UT system makes free tuition a reality for thousands of students – NBC 5 Dallas-Fort Worth
With 45 million Americans struggling with student debt, universities are doing what they can to ease the burden.
There is a growing new effort to help struggling families pay for their education, and two North Texas schools are part of it.
In February, the UT System Board approved a new $300 million endowment called the “Promise Plus” program. Beginning in the fall semester, it will provide enhanced tuition assistance to eligible students at seven UT institutions: UT Arlington, UT Dallas, UT El Paso, UT Permian Basin, UT Rio Grande Valley, UT San Antonio, and UT Tyler. .
In 2019, Regents had already created a $167 million endowment to provide tuition support for UT Austin students.
These new funds distributed to schools like UT Arlington and UT Dallas will allow thousands more local students to access funding they have never had before for their future.
UT Dallas can now expand its already existing Comet Promise program, which provides free tuition coverage for those with household incomes below $65,000 per year. Prior to the supplemental endowment, the program only covered tuition for incomes below $25,000 per year.
“The students who receive this support are some of the best and brightest,” UT Dallas President Richard C. Benson said in a press release. “They are our future leaders, entrepreneurs and innovators. I am extremely grateful for this support and what it means for our mission at the University.
The new money is also helping UT Arlington officially launch its new Blaze Forward program, covering tuition for undergraduate students with household incomes below $85,000 per year. UTA expects to support around 4,000 students in the coming year.
A new endowment worth millions of dollars at the University of Texas at Arlington is making a college education a reality for some students.
“There is definitely a social responsibility between universities, especially to make sure universities are accessible,” said Troy Johnson, vice president of enrollment management at UTA. “We want to make sure people aren’t left behind. Brilliant people — people who will become great engineers, doctors, nurses, lawyers, historians and economists. They come from all walks of life and all levels of income. So making sure low-income families aren’t left behind as we move forward is a really positive step.”
He said more and more programs like this are taking place across the country as outcry grows to help ease the burden of student debt.
“It really happened at a very important time as well because COVID-19 has shown a negative impact on low-income families and college attendance. The data is starting to be very clear that this is a very significant impact” , Johnson said. “And so, now it can counter that. The timing is really, really good.
Kelly Phan, a freshman at UTA who dreams of becoming a paramedic, has just found out that she is eligible for the new “Blaze Forward” program.
She said her mother worked as a nail technician in Arlington, earning just $30,000 a year to support a family of five.
“You can imagine she worked hard and I love her for that. She worked hard and raised a family on her own and I’m so proud of her for that. I’m so grateful that she kept us alive,” Phan said.
Phan said that, like her older brother, she was entirely dependent on scholarships and financial aid to pay for her education. The tricky part is how competitive these scholarships are, even if you have good grades.
Asking for this money can also feel like a full-time job.
“For every scholarship you apply for, I’ve probably applied for about 100 scholarships,” Phan said.
Phan said she almost wondered how she would spend the rest of college without going into heavy debt until the new UT system endowment money came in.
“I chose the cheapest options to save as much money as possible.

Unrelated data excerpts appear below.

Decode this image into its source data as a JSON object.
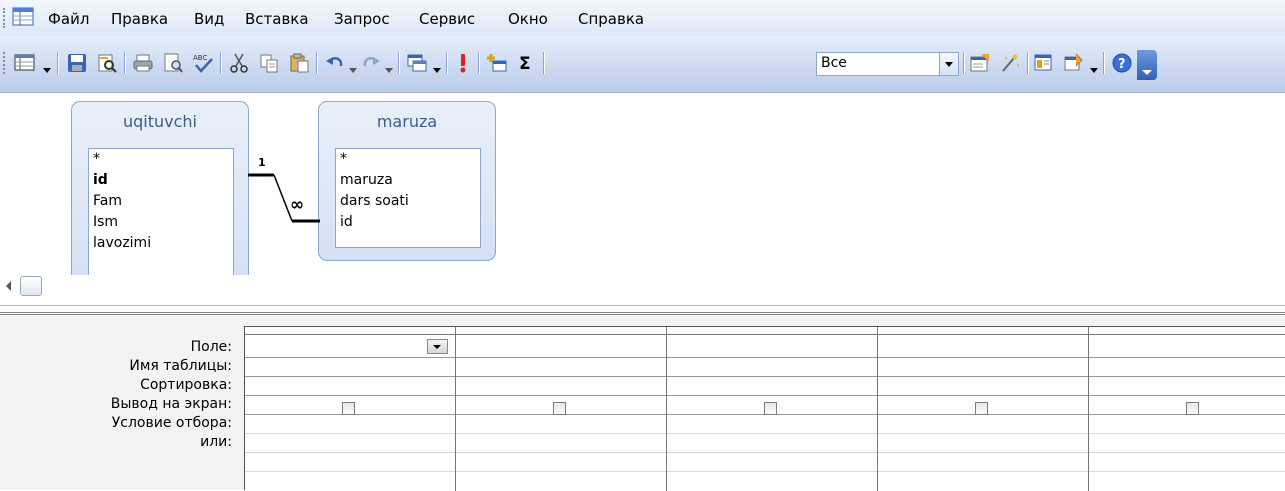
{
  "menu": {
    "items": [
      "Файл",
      "Правка",
      "Вид",
      "Вставка",
      "Запрос",
      "Сервис",
      "Окно",
      "Справка"
    ]
  },
  "toolbar": {
    "top_values_combo": "Все",
    "icons": [
      "view-icon",
      "save-icon",
      "search-icon",
      "print-icon",
      "print-preview-icon",
      "spelling-icon",
      "cut-icon",
      "copy-icon",
      "paste-icon",
      "undo-icon",
      "redo-icon",
      "query-type-icon",
      "run-icon",
      "show-table-icon",
      "totals-icon",
      "properties-icon",
      "builder-icon",
      "database-window-icon",
      "new-object-icon",
      "help-icon"
    ]
  },
  "tables": [
    {
      "name": "uqituvchi",
      "fields": [
        "*",
        "id",
        "Fam",
        "Ism",
        "lavozimi"
      ],
      "primary_key": "id"
    },
    {
      "name": "maruza",
      "fields": [
        "*",
        "maruza",
        "dars soati",
        "id"
      ]
    }
  ],
  "relationship": {
    "one_label": "1",
    "many_label": "∞"
  },
  "design_grid": {
    "row_labels": [
      "Поле:",
      "Имя таблицы:",
      "Сортировка:",
      "Вывод на экран:",
      "Условие отбора:",
      "или:"
    ]
  },
  "colors": {
    "menu_bg": "#dde8f7",
    "toolbar_bg": "#cad9f0",
    "table_title": "#3d5c8f"
  }
}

And I’m still struggling to help pay for that,” she said.
But now the path is much clearer for Phan and so many other students who won’t have to worry about money so much.
“Having the peace of mind of having this money is really going to help them focus more on the studies and the academic side of college,” she said.
Phan is on track to receive the new benefits starting this fall for her second year.
As the Blaze Forward program expands, UTA officials hope to cover tuition for more than 4,600 students per year.
“We want to make a UTA education even more accessible and provide strong financial guarantees to families and students in need,” said Teik C. Lim, Acting President. “By devoting more of our resources to the success of our students, we are investing in the future of our university, and in the promise and potential of thousands of current and future talented Mavericks in North Texas and beyond. .”
The UT system’s new Promise Plus funding applies not only to new students, but to current students.
Only full-time undergraduate students who reside in Texas, complete the FAFSA, and are eligible for need-based aid are eligible to receive Promise Plus funds. Individual institutions may have additional criteria and will determine the number of students who will be served by Promise Plus funding. Check with your school’s financial aid office for more information.
If you are not attending a campus in the UT system, check with your school’s financial aid office for financial aid options. Many campuses are involved in the Texas Grant, which is open to students from all public universities in Texas. Read more information about this program online.
“UTA and many colleges and universities are also going to be committed to students who may not meet these criteria. So while this is a wonderful program, and it guarantees tuition and fees, we also have very strong financial aid and scholarship programs at our university,” Johnson said. “An important message is that others don’t necessarily need to feel left out. They may not have this exact program and their financial support may be a little different, but we will work as much as possible to make sure the affordability is there for talented students.”